Ingredients
Method
Preparation
- Chop the onion, mince the garlic and ginger, slice the mushrooms and chilies, and cut the chicken into bite-size pieces. Having everything ready makes the cooking seamless.
Sauté Aromatics
- Heat 2 tablespoons of coconut oil in a large pot over medium heat. Add the onion and sauté until translucent, about 3 minutes. Add the garlic, ginger, and sliced chilies and cook for 30–45 seconds until fragrant but not browned.
Brown the Chicken
- Increase the heat to medium-high, add the chicken pieces, and sear just until the edges are opaque and starting to brown. The chicken will finish cooking in the broth.
Add Mushrooms and Broth
- Add the sliced mushrooms and pour in the chicken broth. Bring to a gentle boil, then reduce the heat to a simmer. Skim any foam if needed. Simmer for about 5 minutes until the chicken is nearly cooked through and the mushrooms are tender.

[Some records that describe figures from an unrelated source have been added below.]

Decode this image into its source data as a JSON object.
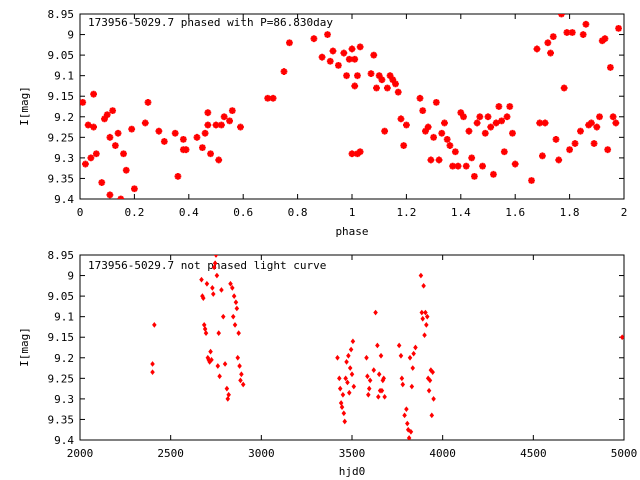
{
  "chart_data": [
    {
      "type": "scatter",
      "title": "173956-5029.7 phased with P=86.830day",
      "xlabel": "phase",
      "ylabel": "I[mag]",
      "xlim": [
        0,
        2
      ],
      "ylim": [
        9.4,
        8.95
      ],
      "y_inverted": true,
      "grid": false,
      "x_ticks": [
        0,
        0.2,
        0.4,
        0.6,
        0.8,
        1,
        1.2,
        1.4,
        1.6,
        1.8,
        2
      ],
      "x_tick_labels": [
        "0",
        "0.2",
        "0.4",
        "0.6",
        "0.8",
        "1",
        "1.2",
        "1.4",
        "1.6",
        "1.8",
        "2"
      ],
      "y_ticks": [
        8.95,
        9,
        9.05,
        9.1,
        9.15,
        9.2,
        9.25,
        9.3,
        9.35,
        9.4
      ],
      "y_tick_labels": [
        "8.95",
        "9",
        "9.05",
        "9.1",
        "9.15",
        "9.2",
        "9.25",
        "9.3",
        "9.35",
        "9.4"
      ],
      "marker_color": "#ff0000",
      "marker": "star",
      "points": [
        [
          0.01,
          9.165
        ],
        [
          0.02,
          9.315
        ],
        [
          0.03,
          9.22
        ],
        [
          0.04,
          9.3
        ],
        [
          0.05,
          9.225
        ],
        [
          0.05,
          9.145
        ],
        [
          0.06,
          9.29
        ],
        [
          0.08,
          9.36
        ],
        [
          0.09,
          9.205
        ],
        [
          0.1,
          9.195
        ],
        [
          0.11,
          9.39
        ],
        [
          0.11,
          9.25
        ],
        [
          0.12,
          9.185
        ],
        [
          0.13,
          9.27
        ],
        [
          0.14,
          9.24
        ],
        [
          0.15,
          9.4
        ],
        [
          0.16,
          9.29
        ],
        [
          0.17,
          9.33
        ],
        [
          0.19,
          9.23
        ],
        [
          0.2,
          9.375
        ],
        [
          0.24,
          9.215
        ],
        [
          0.25,
          9.165
        ],
        [
          0.29,
          9.235
        ],
        [
          0.31,
          9.26
        ],
        [
          0.35,
          9.24
        ],
        [
          0.36,
          9.345
        ],
        [
          0.38,
          9.255
        ],
        [
          0.38,
          9.28
        ],
        [
          0.39,
          9.28
        ],
        [
          0.43,
          9.25
        ],
        [
          0.45,
          9.275
        ],
        [
          0.46,
          9.24
        ],
        [
          0.47,
          9.22
        ],
        [
          0.47,
          9.19
        ],
        [
          0.48,
          9.29
        ],
        [
          0.5,
          9.22
        ],
        [
          0.51,
          9.305
        ],
        [
          0.52,
          9.22
        ],
        [
          0.53,
          9.2
        ],
        [
          0.55,
          9.21
        ],
        [
          0.56,
          9.185
        ],
        [
          0.59,
          9.225
        ],
        [
          0.69,
          9.155
        ],
        [
          0.71,
          9.155
        ],
        [
          0.75,
          9.09
        ],
        [
          0.77,
          9.02
        ],
        [
          0.86,
          9.01
        ],
        [
          0.89,
          9.055
        ],
        [
          0.91,
          9.0
        ],
        [
          0.92,
          9.065
        ],
        [
          0.93,
          9.04
        ],
        [
          0.95,
          9.075
        ],
        [
          0.97,
          9.045
        ],
        [
          0.98,
          9.1
        ],
        [
          0.99,
          9.06
        ],
        [
          1.0,
          9.035
        ],
        [
          1.01,
          9.06
        ],
        [
          1.02,
          9.1
        ],
        [
          1.0,
          9.29
        ],
        [
          1.02,
          9.29
        ],
        [
          1.03,
          9.285
        ],
        [
          1.01,
          9.125
        ],
        [
          1.03,
          9.03
        ],
        [
          1.07,
          9.095
        ],
        [
          1.08,
          9.05
        ],
        [
          1.09,
          9.13
        ],
        [
          1.1,
          9.1
        ],
        [
          1.11,
          9.11
        ],
        [
          1.12,
          9.235
        ],
        [
          1.13,
          9.13
        ],
        [
          1.14,
          9.1
        ],
        [
          1.15,
          9.11
        ],
        [
          1.16,
          9.12
        ],
        [
          1.17,
          9.14
        ],
        [
          1.18,
          9.205
        ],
        [
          1.19,
          9.27
        ],
        [
          1.2,
          9.22
        ],
        [
          1.25,
          9.155
        ],
        [
          1.26,
          9.185
        ],
        [
          1.27,
          9.235
        ],
        [
          1.28,
          9.225
        ],
        [
          1.29,
          9.305
        ],
        [
          1.3,
          9.25
        ],
        [
          1.31,
          9.165
        ],
        [
          1.32,
          9.305
        ],
        [
          1.33,
          9.24
        ],
        [
          1.34,
          9.215
        ],
        [
          1.35,
          9.255
        ],
        [
          1.36,
          9.27
        ],
        [
          1.37,
          9.32
        ],
        [
          1.38,
          9.285
        ],
        [
          1.39,
          9.32
        ],
        [
          1.4,
          9.19
        ],
        [
          1.41,
          9.2
        ],
        [
          1.42,
          9.32
        ],
        [
          1.43,
          9.235
        ],
        [
          1.44,
          9.3
        ],
        [
          1.45,
          9.345
        ],
        [
          1.46,
          9.215
        ],
        [
          1.47,
          9.2
        ],
        [
          1.48,
          9.32
        ],
        [
          1.49,
          9.24
        ],
        [
          1.5,
          9.2
        ],
        [
          1.51,
          9.225
        ],
        [
          1.52,
          9.34
        ],
        [
          1.53,
          9.215
        ],
        [
          1.54,
          9.175
        ],
        [
          1.55,
          9.21
        ],
        [
          1.56,
          9.285
        ],
        [
          1.57,
          9.2
        ],
        [
          1.58,
          9.175
        ],
        [
          1.59,
          9.24
        ],
        [
          1.6,
          9.315
        ],
        [
          1.66,
          9.355
        ],
        [
          1.68,
          9.035
        ],
        [
          1.69,
          9.215
        ],
        [
          1.7,
          9.295
        ],
        [
          1.71,
          9.215
        ],
        [
          1.72,
          9.02
        ],
        [
          1.73,
          9.045
        ],
        [
          1.74,
          9.005
        ],
        [
          1.75,
          9.255
        ],
        [
          1.76,
          9.305
        ],
        [
          1.77,
          8.95
        ],
        [
          1.78,
          9.13
        ],
        [
          1.79,
          8.995
        ],
        [
          1.8,
          9.28
        ],
        [
          1.81,
          8.995
        ],
        [
          1.82,
          9.265
        ],
        [
          1.84,
          9.235
        ],
        [
          1.85,
          9.0
        ],
        [
          1.86,
          8.975
        ],
        [
          1.87,
          9.22
        ],
        [
          1.88,
          9.215
        ],
        [
          1.89,
          9.265
        ],
        [
          1.9,
          9.225
        ],
        [
          1.91,
          9.2
        ],
        [
          1.92,
          9.015
        ],
        [
          1.93,
          9.01
        ],
        [
          1.94,
          9.28
        ],
        [
          1.95,
          9.08
        ],
        [
          1.96,
          9.2
        ],
        [
          1.97,
          9.215
        ],
        [
          1.98,
          8.985
        ]
      ]
    },
    {
      "type": "scatter",
      "title": "173956-5029.7 not phased light curve",
      "xlabel": "hjd0",
      "ylabel": "I[mag]",
      "xlim": [
        2000,
        5000
      ],
      "ylim": [
        9.4,
        8.95
      ],
      "y_inverted": true,
      "grid": false,
      "x_ticks": [
        2000,
        2500,
        3000,
        3500,
        4000,
        4500,
        5000
      ],
      "x_tick_labels": [
        "2000",
        "2500",
        "3000",
        "3500",
        "4000",
        "4500",
        "5000"
      ],
      "y_ticks": [
        8.95,
        9,
        9.05,
        9.1,
        9.15,
        9.2,
        9.25,
        9.3,
        9.35,
        9.4
      ],
      "y_tick_labels": [
        "8.95",
        "9",
        "9.05",
        "9.1",
        "9.15",
        "9.2",
        "9.25",
        "9.3",
        "9.35",
        "9.4"
      ],
      "marker_color": "#ff0000",
      "marker": "diamond",
      "points": [
        [
          2400,
          9.215
        ],
        [
          2400,
          9.235
        ],
        [
          2410,
          9.12
        ],
        [
          2670,
          9.01
        ],
        [
          2675,
          9.05
        ],
        [
          2680,
          9.055
        ],
        [
          2685,
          9.12
        ],
        [
          2690,
          9.13
        ],
        [
          2695,
          9.14
        ],
        [
          2700,
          9.02
        ],
        [
          2705,
          9.2
        ],
        [
          2710,
          9.205
        ],
        [
          2715,
          9.21
        ],
        [
          2720,
          9.185
        ],
        [
          2725,
          9.205
        ],
        [
          2730,
          9.03
        ],
        [
          2735,
          9.045
        ],
        [
          2740,
          8.98
        ],
        [
          2745,
          8.97
        ],
        [
          2750,
          8.95
        ],
        [
          2755,
          9.0
        ],
        [
          2760,
          9.22
        ],
        [
          2765,
          9.14
        ],
        [
          2770,
          9.245
        ],
        [
          2780,
          9.035
        ],
        [
          2790,
          9.1
        ],
        [
          2800,
          9.215
        ],
        [
          2810,
          9.275
        ],
        [
          2815,
          9.3
        ],
        [
          2820,
          9.29
        ],
        [
          2830,
          9.02
        ],
        [
          2840,
          9.03
        ],
        [
          2845,
          9.1
        ],
        [
          2850,
          9.05
        ],
        [
          2855,
          9.12
        ],
        [
          2860,
          9.065
        ],
        [
          2865,
          9.08
        ],
        [
          2870,
          9.2
        ],
        [
          2875,
          9.14
        ],
        [
          2880,
          9.22
        ],
        [
          2885,
          9.255
        ],
        [
          2890,
          9.24
        ],
        [
          2900,
          9.265
        ],
        [
          3420,
          9.2
        ],
        [
          3430,
          9.25
        ],
        [
          3435,
          9.275
        ],
        [
          3440,
          9.31
        ],
        [
          3445,
          9.32
        ],
        [
          3450,
          9.29
        ],
        [
          3455,
          9.335
        ],
        [
          3460,
          9.355
        ],
        [
          3465,
          9.25
        ],
        [
          3470,
          9.21
        ],
        [
          3475,
          9.26
        ],
        [
          3480,
          9.195
        ],
        [
          3485,
          9.285
        ],
        [
          3490,
          9.225
        ],
        [
          3495,
          9.18
        ],
        [
          3500,
          9.24
        ],
        [
          3505,
          9.16
        ],
        [
          3510,
          9.27
        ],
        [
          3580,
          9.2
        ],
        [
          3585,
          9.245
        ],
        [
          3590,
          9.29
        ],
        [
          3595,
          9.275
        ],
        [
          3600,
          9.255
        ],
        [
          3620,
          9.23
        ],
        [
          3630,
          9.09
        ],
        [
          3640,
          9.17
        ],
        [
          3645,
          9.295
        ],
        [
          3650,
          9.24
        ],
        [
          3655,
          9.28
        ],
        [
          3660,
          9.195
        ],
        [
          3665,
          9.28
        ],
        [
          3670,
          9.255
        ],
        [
          3675,
          9.25
        ],
        [
          3680,
          9.295
        ],
        [
          3760,
          9.17
        ],
        [
          3770,
          9.195
        ],
        [
          3775,
          9.25
        ],
        [
          3780,
          9.265
        ],
        [
          3790,
          9.34
        ],
        [
          3800,
          9.325
        ],
        [
          3805,
          9.36
        ],
        [
          3810,
          9.375
        ],
        [
          3815,
          9.395
        ],
        [
          3820,
          9.2
        ],
        [
          3825,
          9.38
        ],
        [
          3830,
          9.27
        ],
        [
          3835,
          9.225
        ],
        [
          3840,
          9.19
        ],
        [
          3850,
          9.175
        ],
        [
          3880,
          9.0
        ],
        [
          3885,
          9.09
        ],
        [
          3890,
          9.105
        ],
        [
          3895,
          9.025
        ],
        [
          3900,
          9.145
        ],
        [
          3905,
          9.09
        ],
        [
          3910,
          9.12
        ],
        [
          3915,
          9.1
        ],
        [
          3920,
          9.25
        ],
        [
          3925,
          9.28
        ],
        [
          3930,
          9.255
        ],
        [
          3935,
          9.23
        ],
        [
          3940,
          9.34
        ],
        [
          3945,
          9.235
        ],
        [
          3950,
          9.3
        ],
        [
          4990,
          9.15
        ]
      ]
    }
  ]
}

Stir in Coconut Milk and Seasonings
- Lower the heat to medium-low and stir in the can of coconut milk, fish sauce, lime juice, and lime zest. Warm through but avoid boiling the coconut milk vigorously. Taste and add salt and pepper as needed.
Add Greens and Finish
- Stir in the bok choy or spinach and cook until wilted, about 1–2 minutes. The chicken should register 165°F internal temperature or be fully opaque.
Serve
- Ladle into bowls and garnish with cilantro, green onions, and a lime wedge. A final squeeze of lime brightens the soup.
Notes
Use fresh ingredients for the best aromatics. If you need vegetarian, substitute chicken with firm tofu and use vegetable broth and soy/fish-sauce alternative. Refrigerate leftovers in an airtight container for up to 3 days. Reheat gently over low heat to avoid separating the coconut milk.